Tuesday, October 28, 2008

What do I mean "over the net"?

Re-reading, I notice I said in the post on tinyurl that URLs are "specifically designed to be written down, printed, put on billboards, read over the phone and otherwise transmitted non-electronically."

That's not quite right. Reading something over the phone is transmitting it electronically. How about "non-digitally"? As far as I'm concerned, text is digital, whether you put it on the wire, store it in a disk or spell it out in print. OK, how about "not transmitted over the net"? Well, OK, but what about VOIP? A significant portion of phone traffic goes over the net.

How did the RFC I was referencing get around this? It says a URL "may be represented in a variety of ways: e.g., ink on paper, or a sequence of octets in a coded character set." In other words, it talks about representation and not transmission. That's a good call for the RFC, but it leaves me out in the cold.

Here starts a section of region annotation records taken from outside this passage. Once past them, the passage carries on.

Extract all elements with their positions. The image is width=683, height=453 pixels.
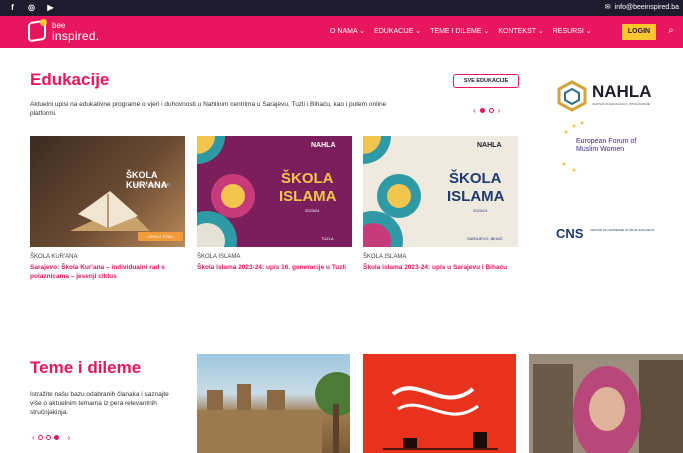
nahla-subtitle: CENTAR ZA EDUKACIJU I ISTRAŽIVANJE (592, 102, 650, 106)
next-arrow-icon[interactable]: › (68, 433, 71, 442)
nav-item-kontekst[interactable]: KONTEKST ⌄ (498, 27, 543, 35)
carousel-dot[interactable] (479, 108, 485, 113)
card-image-title-2: ISLAMA (279, 188, 337, 205)
nav-item-o-nama[interactable]: O NAMA ⌄ (330, 27, 365, 35)
email-text: info@beeinspired.ba (614, 3, 679, 11)
card-image-subtitle: INDIVIDUALNI RAD (134, 182, 171, 187)
site-logo[interactable]: bee inspired. (28, 19, 108, 45)
prev-arrow-icon[interactable]: ‹ (473, 106, 476, 115)
youtube-icon[interactable]: ▶ (46, 3, 55, 12)
card-title[interactable]: Škola islama 2023-24: upis 16. generacij… (197, 263, 352, 272)
card-image-badge: UPIS U TOKU (138, 232, 183, 241)
effmw-text: European Forum of Muslim Women (576, 138, 637, 153)
edukacije-title: Edukacije (30, 70, 110, 89)
nahla-text: NAHLA (592, 82, 652, 101)
card-image[interactable]: NAHLA ŠKOLA ISLAMA 2023/24 SARAJEVO, BIH… (363, 136, 518, 247)
nav-menu: O NAMA ⌄ EDUKACIJE ⌄ TEME I DILEME ⌄ KON… (330, 27, 592, 35)
article-thumb-illustration[interactable] (363, 354, 516, 453)
main-content: Edukacije Aktuelni upisi na edukativne p… (0, 48, 683, 453)
sve-edukacije-button[interactable]: SVE EDUKACIJE (453, 74, 519, 88)
card-image[interactable]: NAHLA ŠKOLA ISLAMA 2023/24 TUZLA (197, 136, 352, 247)
card-category: ŠKOLA ISLAMA (197, 254, 241, 260)
next-arrow-icon[interactable]: › (498, 106, 501, 115)
teme-title: Teme i dileme (30, 358, 142, 377)
top-bar: f ◎ ▶ ✉ info@beeinspired.ba (0, 0, 683, 16)
nav-item-edukacije[interactable]: EDUKACIJE ⌄ (374, 27, 421, 35)
cns-text: CNS (556, 226, 584, 241)
card-title[interactable]: Sarajevo: Škola Kur'ana – individualni r… (30, 263, 185, 281)
teme-description: Istražite našu bazu odabranih članaka i … (30, 391, 169, 416)
nahla-hex-icon (557, 80, 587, 112)
nav-item-teme-i-dileme[interactable]: TEME I DILEME ⌄ (430, 27, 489, 35)
card-image-city: SARAJEVO, BIHAĆ (467, 236, 503, 241)
mail-icon: ✉ (604, 4, 611, 11)
partner-logo-effmw[interactable]: European Forum of Muslim Women (556, 118, 666, 178)
prev-arrow-icon[interactable]: ‹ (32, 433, 35, 442)
card-image[interactable]: ŠKOLA KUR'ANA INDIVIDUALNI RAD UPIS U TO… (30, 136, 185, 247)
edukacije-description: Aktuelni upisi na edukativne programe o … (30, 101, 387, 117)
card-image-year: 2023/24 (473, 208, 488, 213)
login-button[interactable]: LOGIN (622, 24, 656, 40)
speaker-photo (529, 354, 683, 453)
card-image-brand: NAHLA (311, 142, 336, 149)
card-image-title-1: ŠKOLA (281, 170, 334, 187)
card-title[interactable]: Škola islama 2023-24: upis u Sarajevu i … (363, 263, 518, 272)
main-navbar: bee inspired. O NAMA ⌄ EDUKACIJE ⌄ TEME … (0, 16, 683, 48)
card-category: ŠKOLA KUR'ANA (30, 254, 78, 260)
card-image-title-2: ISLAMA (447, 188, 505, 205)
card-image-brand: NAHLA (477, 142, 502, 149)
calligraphy-illustration (383, 386, 498, 450)
nav-item-resursi[interactable]: RESURSI ⌄ (553, 27, 592, 35)
social-links: f ◎ ▶ (8, 3, 55, 12)
search-icon[interactable]: ⌕ (668, 25, 674, 36)
card-image-city: TUZLA (321, 236, 334, 241)
carousel-dot[interactable] (45, 435, 51, 440)
edukacija-card[interactable]: NAHLA ŠKOLA ISLAMA 2023/24 SARAJEVO, BIH… (363, 136, 518, 296)
cns-subtitle: CENTAR ZA NAPREDNE STUDIJE SARAJEVO (590, 228, 655, 232)
mosque-illustration (197, 372, 350, 453)
edukacija-card[interactable]: NAHLA ŠKOLA ISLAMA 2023/24 TUZLA ŠKOLA I… (197, 136, 352, 296)
partner-logo-nahla[interactable]: NAHLA CENTAR ZA EDUKACIJU I ISTRAŽIVANJE (556, 78, 666, 118)
teme-carousel-nav: ‹ › (32, 433, 70, 442)
partner-logo-cns[interactable]: CNS CENTAR ZA NAPREDNE STUDIJE SARAJEVO (556, 224, 666, 248)
email-link[interactable]: ✉ info@beeinspired.ba (604, 3, 679, 12)
facebook-icon[interactable]: f (8, 3, 17, 12)
card-image-year: 2023/24 (305, 208, 320, 213)
logo-dot-icon (40, 19, 47, 26)
card-category: ŠKOLA ISLAMA (363, 254, 407, 260)
card-image-title-1: ŠKOLA (449, 170, 502, 187)
card-image-title: ŠKOLA KUR'ANA (126, 170, 168, 190)
carousel-dot[interactable] (488, 108, 494, 113)
carousel-dot[interactable] (37, 435, 43, 440)
instagram-icon[interactable]: ◎ (27, 3, 36, 12)
edukacija-card[interactable]: ŠKOLA KUR'ANA INDIVIDUALNI RAD UPIS U TO… (30, 136, 185, 296)
logo-text-bottom: inspired. (52, 29, 100, 43)
quran-stand-illustration (70, 191, 150, 231)
article-thumb-mosque[interactable] (197, 354, 350, 453)
carousel-dot[interactable] (53, 435, 59, 440)
article-thumb-speaker[interactable] (529, 354, 683, 453)
edukacije-carousel-nav: ‹ › (473, 106, 500, 115)
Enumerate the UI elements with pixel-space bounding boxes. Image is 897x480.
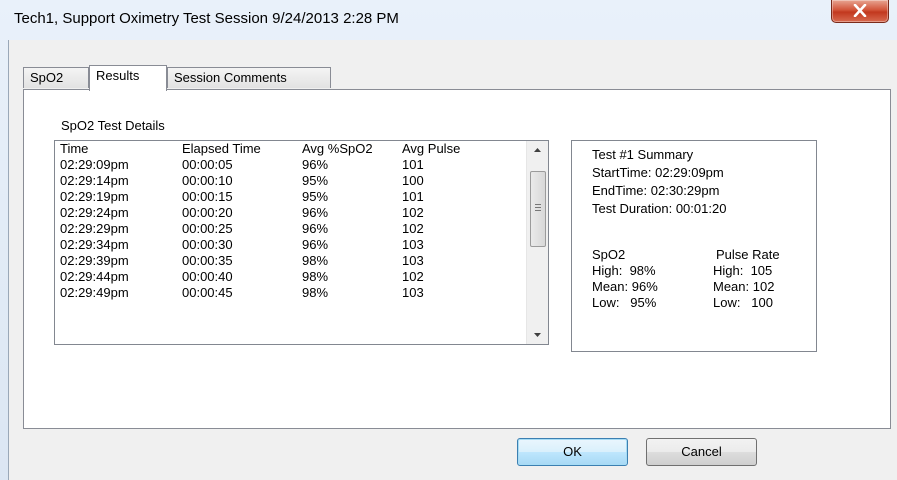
avg-pulse-cell: 101 bbox=[402, 157, 424, 172]
list-item[interactable]: 02:29:09pm 00:00:05 96% 101 bbox=[55, 157, 527, 173]
avg-pulse-cell: 102 bbox=[402, 221, 424, 236]
time-cell: 02:29:44pm bbox=[60, 269, 129, 284]
spo2-heading: SpO2 bbox=[592, 247, 626, 262]
elapsed-time-cell: 00:00:15 bbox=[182, 189, 233, 204]
avg-pulse-cell: 103 bbox=[402, 285, 424, 300]
avg-spo2-cell: 98% bbox=[302, 285, 329, 300]
results-panel: SpO2 Test Details Time Elapsed Time Avg … bbox=[23, 89, 891, 429]
list-item[interactable]: 02:29:44pm 00:00:40 98% 102 bbox=[55, 269, 527, 285]
tab-spo2[interactable]: SpO2 bbox=[23, 67, 89, 88]
spo2-low: Low: 95% bbox=[592, 295, 657, 310]
summary-start-time: StartTime: 02:29:09pm bbox=[592, 165, 724, 180]
time-cell: 02:29:34pm bbox=[60, 237, 129, 252]
spo2-mean: Mean: 96% bbox=[592, 279, 658, 294]
avg-spo2-cell: 96% bbox=[302, 157, 329, 172]
time-cell: 02:29:39pm bbox=[60, 253, 129, 268]
pulse-low: Low: 100 bbox=[713, 295, 773, 310]
summary-end-time: EndTime: 02:30:29pm bbox=[592, 183, 720, 198]
grip-line bbox=[535, 204, 541, 205]
time-cell: 02:29:09pm bbox=[60, 157, 129, 172]
elapsed-time-cell: 00:00:05 bbox=[182, 157, 233, 172]
avg-spo2-cell: 98% bbox=[302, 253, 329, 268]
header-elapsed-time: Elapsed Time bbox=[182, 141, 261, 156]
avg-spo2-cell: 96% bbox=[302, 237, 329, 252]
elapsed-time-cell: 00:00:20 bbox=[182, 205, 233, 220]
avg-pulse-cell: 103 bbox=[402, 237, 424, 252]
avg-spo2-cell: 95% bbox=[302, 173, 329, 188]
elapsed-time-cell: 00:00:40 bbox=[182, 269, 233, 284]
list-item[interactable]: 02:29:29pm 00:00:25 96% 102 bbox=[55, 221, 527, 237]
list-item[interactable]: 02:29:24pm 00:00:20 96% 102 bbox=[55, 205, 527, 221]
avg-pulse-cell: 101 bbox=[402, 189, 424, 204]
list-content: Time Elapsed Time Avg %SpO2 Avg Pulse 02… bbox=[55, 141, 527, 344]
dialog-window: Tech1, Support Oximetry Test Session 9/2… bbox=[0, 0, 897, 480]
elapsed-time-cell: 00:00:10 bbox=[182, 173, 233, 188]
header-avg-pulse: Avg Pulse bbox=[402, 141, 461, 156]
list-scrollbar[interactable] bbox=[526, 141, 548, 344]
elapsed-time-cell: 00:00:25 bbox=[182, 221, 233, 236]
avg-spo2-cell: 98% bbox=[302, 269, 329, 284]
avg-spo2-cell: 96% bbox=[302, 221, 329, 236]
list-item[interactable]: 02:29:19pm 00:00:15 95% 101 bbox=[55, 189, 527, 205]
scroll-down-button[interactable] bbox=[527, 327, 548, 344]
time-cell: 02:29:49pm bbox=[60, 285, 129, 300]
list-item[interactable]: 02:29:14pm 00:00:10 95% 100 bbox=[55, 173, 527, 189]
dialog-client-area: SpO2 Results Session Comments SpO2 Test … bbox=[8, 40, 897, 480]
header-avg-spo2: Avg %SpO2 bbox=[302, 141, 373, 156]
header-time: Time bbox=[60, 141, 89, 156]
test-details-list[interactable]: Time Elapsed Time Avg %SpO2 Avg Pulse 02… bbox=[54, 140, 549, 345]
time-cell: 02:29:24pm bbox=[60, 205, 129, 220]
tab-session-comments[interactable]: Session Comments bbox=[167, 67, 331, 88]
summary-duration: Test Duration: 00:01:20 bbox=[592, 201, 727, 216]
test-summary-box: Test #1 Summary StartTime: 02:29:09pm En… bbox=[571, 140, 817, 352]
time-cell: 02:29:19pm bbox=[60, 189, 129, 204]
close-icon bbox=[853, 4, 867, 17]
grip-line bbox=[535, 207, 541, 208]
spo2-high: High: 98% bbox=[592, 263, 656, 278]
tab-results[interactable]: Results bbox=[89, 65, 167, 91]
time-cell: 02:29:14pm bbox=[60, 173, 129, 188]
cancel-button[interactable]: Cancel bbox=[646, 438, 757, 466]
avg-pulse-cell: 102 bbox=[402, 205, 424, 220]
elapsed-time-cell: 00:00:45 bbox=[182, 285, 233, 300]
avg-pulse-cell: 102 bbox=[402, 269, 424, 284]
ok-button[interactable]: OK bbox=[517, 438, 628, 466]
time-cell: 02:29:29pm bbox=[60, 221, 129, 236]
avg-pulse-cell: 103 bbox=[402, 253, 424, 268]
avg-spo2-cell: 96% bbox=[302, 205, 329, 220]
title-bar[interactable]: Tech1, Support Oximetry Test Session 9/2… bbox=[0, 0, 897, 40]
list-item[interactable]: 02:29:34pm 00:00:30 96% 103 bbox=[55, 237, 527, 253]
scroll-thumb[interactable] bbox=[530, 171, 546, 247]
list-item[interactable]: 02:29:39pm 00:00:35 98% 103 bbox=[55, 253, 527, 269]
scroll-down-icon bbox=[534, 333, 541, 337]
list-header-row: Time Elapsed Time Avg %SpO2 Avg Pulse bbox=[55, 141, 527, 157]
elapsed-time-cell: 00:00:35 bbox=[182, 253, 233, 268]
close-button[interactable] bbox=[831, 0, 889, 23]
elapsed-time-cell: 00:00:30 bbox=[182, 237, 233, 252]
window-title: Tech1, Support Oximetry Test Session 9/2… bbox=[14, 10, 399, 27]
pulse-heading: Pulse Rate bbox=[716, 247, 780, 262]
pulse-high: High: 105 bbox=[713, 263, 773, 278]
summary-title: Test #1 Summary bbox=[592, 147, 694, 162]
scroll-up-button[interactable] bbox=[527, 141, 548, 158]
avg-pulse-cell: 100 bbox=[402, 173, 424, 188]
grip-line bbox=[535, 210, 541, 211]
scroll-up-icon bbox=[534, 148, 541, 152]
pulse-mean: Mean: 102 bbox=[713, 279, 775, 294]
details-group-label: SpO2 Test Details bbox=[61, 118, 165, 133]
avg-spo2-cell: 95% bbox=[302, 189, 329, 204]
list-item[interactable]: 02:29:49pm 00:00:45 98% 103 bbox=[55, 285, 527, 301]
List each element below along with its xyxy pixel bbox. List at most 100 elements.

OK, so what's different about sending a URL in an HTTP request and reading it over the phone to someone over what happens to be a VOIP connection? Clearly the VOIP-ness of the connection is accidental, not essential, whereas HTTP has to run over a TCP connection. It's incidental because the audio stream is opaque to the software. The VOIP infrastructure will carry conversations that contain URLs and ones that don't with equal ease. In the case of an HTTP request, the URL is very much visible and needed.

Is this all just quibbling over definitions? Sort of. But the same problem crops up in other, more practical situations. An unstructured block of text is semi-opaque to the web infrastructure. You can scrape it and parse it and extract nuggets of meaning, but that takes a lot of effort. About the only thing you can really do with it easily is index it using what are largely crude but effective methods. Images and audio are even more recalcitrant.

As I understand it, the semantic web and its cousins like microformats are attempts to dig out otherwise obscured information and present it in machine-friendly form. From that point of view, if I were able to, say, press a "mark URL" button on my phone and cause the URL to be extracted via speech recognition, the phone call would cease to be opaque and would become at least that bit more webby. If it were stored somewhere accesible by a URL along with any extracted information, it would be a full-fledged resource.

Not sure there's anything deep or notable in all that, but there it is. I should also note that I previously touched on the metadata-scraping theme from a slightly different angle in this post.

1 comment:

David Hull said...

Note to self: This (and maybe the linked post) seems worth a follow-up.